2. Validate File Content:
• Verify that file content matches the declared file type using magic number validation.
• For images, re-encode them server-side to strip embedded scripts and malicious EXIF data.
• Scan uploaded files for malicious content before storage.
3. Secure File Storage and Serving:
• Store uploaded files outside the web root directory whenever possible.
• Rename uploaded files to random, system-generated names to prevent direct execution.
• Set restrictive file permissions to prevent execution (remove execute permissions).
• Serve uploaded files with appropriate Content-Type headers and use Content-Disposition: attachment to force downloads.
• Implement the X-Content-Type-Options: nosniff header to prevent MIME-type sniffing.
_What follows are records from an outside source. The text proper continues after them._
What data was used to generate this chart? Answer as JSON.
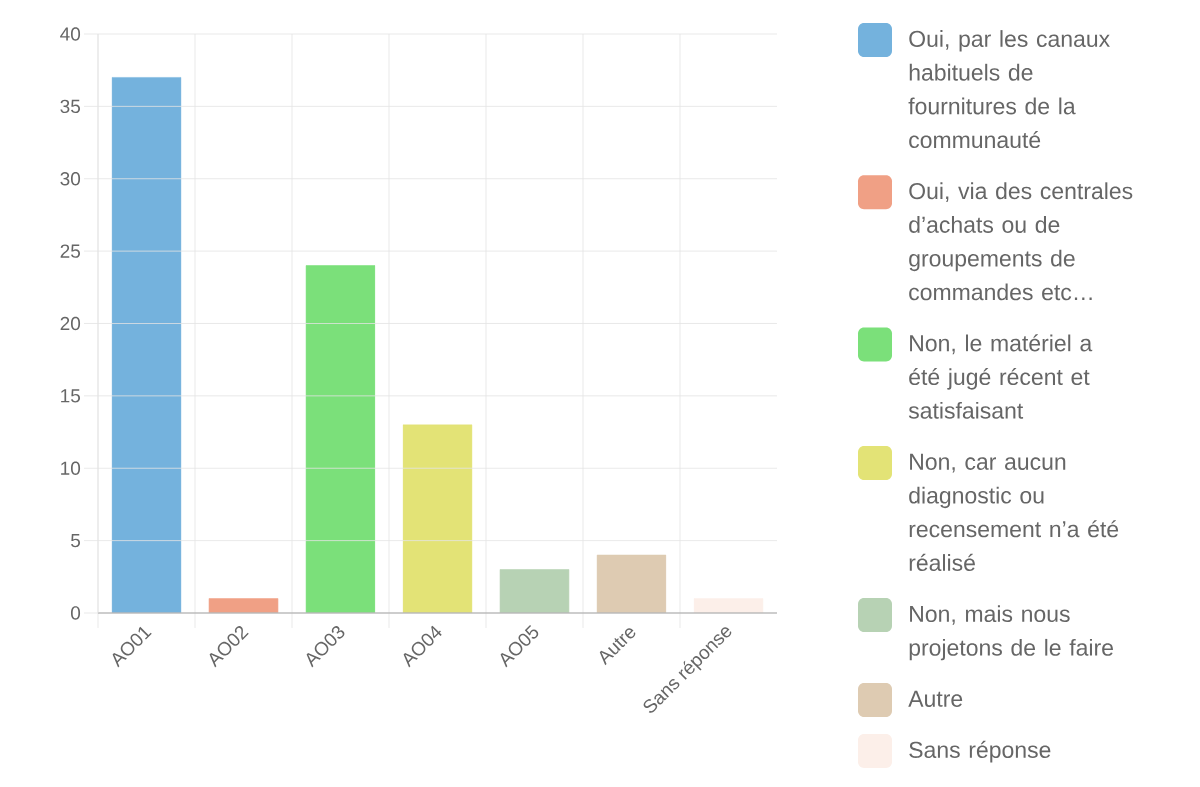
{
  "chart_data": {
    "type": "bar",
    "categories": [
      "AO01",
      "AO02",
      "AO03",
      "AO04",
      "AO05",
      "Autre",
      "Sans réponse"
    ],
    "series": [
      {
        "name": "Oui, par les canaux habituels de fournitures de la communauté",
        "color": "#74b2dd",
        "values": [
          37,
          null,
          null,
          null,
          null,
          null,
          null
        ]
      },
      {
        "name": "Oui, via des centrales d’achats ou de groupements de commandes etc…",
        "color": "#f0a085",
        "values": [
          null,
          1,
          null,
          null,
          null,
          null,
          null
        ]
      },
      {
        "name": "Non, le matériel a été jugé récent et satisfaisant",
        "color": "#7be07a",
        "values": [
          null,
          null,
          24,
          null,
          null,
          null,
          null
        ]
      },
      {
        "name": "Non, car aucun diagnostic ou recensement n’a été réalisé",
        "color": "#e3e376",
        "values": [
          null,
          null,
          null,
          13,
          null,
          null,
          null
        ]
      },
      {
        "name": "Non, mais nous projetons de le faire",
        "color": "#b7d2b4",
        "values": [
          null,
          null,
          null,
          null,
          3,
          null,
          null
        ]
      },
      {
        "name": "Autre",
        "color": "#decbb2",
        "values": [
          null,
          null,
          null,
          null,
          null,
          4,
          null
        ]
      },
      {
        "name": "Sans réponse",
        "color": "#fcefe9",
        "values": [
          null,
          null,
          null,
          null,
          null,
          null,
          1
        ]
      }
    ],
    "stacked": true,
    "ylim": [
      0,
      40
    ],
    "yticks": [
      0,
      5,
      10,
      15,
      20,
      25,
      30,
      35,
      40
    ],
    "grid": true,
    "legend": "right"
  }
}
4. Example Secure Implementation (PHP):
// Whitelist allowed extensions
$allowedExtensions = ['jpg', 'jpeg', 'png', 'pdf'];
$fileExtension = strtolower(pathinfo($_FILES['upload']['name'], PATHINFO_EXTENSION));
if (!in_array($fileExtension, $allowedExtensions)) {
die('Invalid file type');
}
// Validate MIME type
$finfo = finfo_open(FILEINFO_MIME_TYPE);
$mimeType = finfo_file($finfo, $_FILES['upload']['tmp_name']);
finfo_close($finfo);
$allowedMimes = ['image/jpeg', 'image/png', 'application/pdf'];
if (!in_array($mimeType, $allowedMimes)) {
die('Invalid file content');
}
// Generate random filename and store outside web root
$newFilename = bin2hex(random_bytes(16)) . '.' . $fileExtension;
$uploadPath = '/var/uploads/' . $newFilename; // Outside web root
move_uploaded_file($_FILES['upload']['tmp_name'], $uploadPath);
// When serving files, use proper headers
header('Content-Type: ' . $mimeType);
header('Content-Disposition: attachment; filename="download.' . $fileExtension . '"');
header('X-Content-Type-Options: nosniff');
readfile($uploadPath);
5. Additional Security Measures:
• Implement file size limits to prevent denial-of-service attacks.
• Use a Content Security Policy (CSP) to restrict script execution.
• Consider using a dedicated file storage service or CDN with built-in security controls.
• Regularly audit and monitor uploaded files for suspicious content.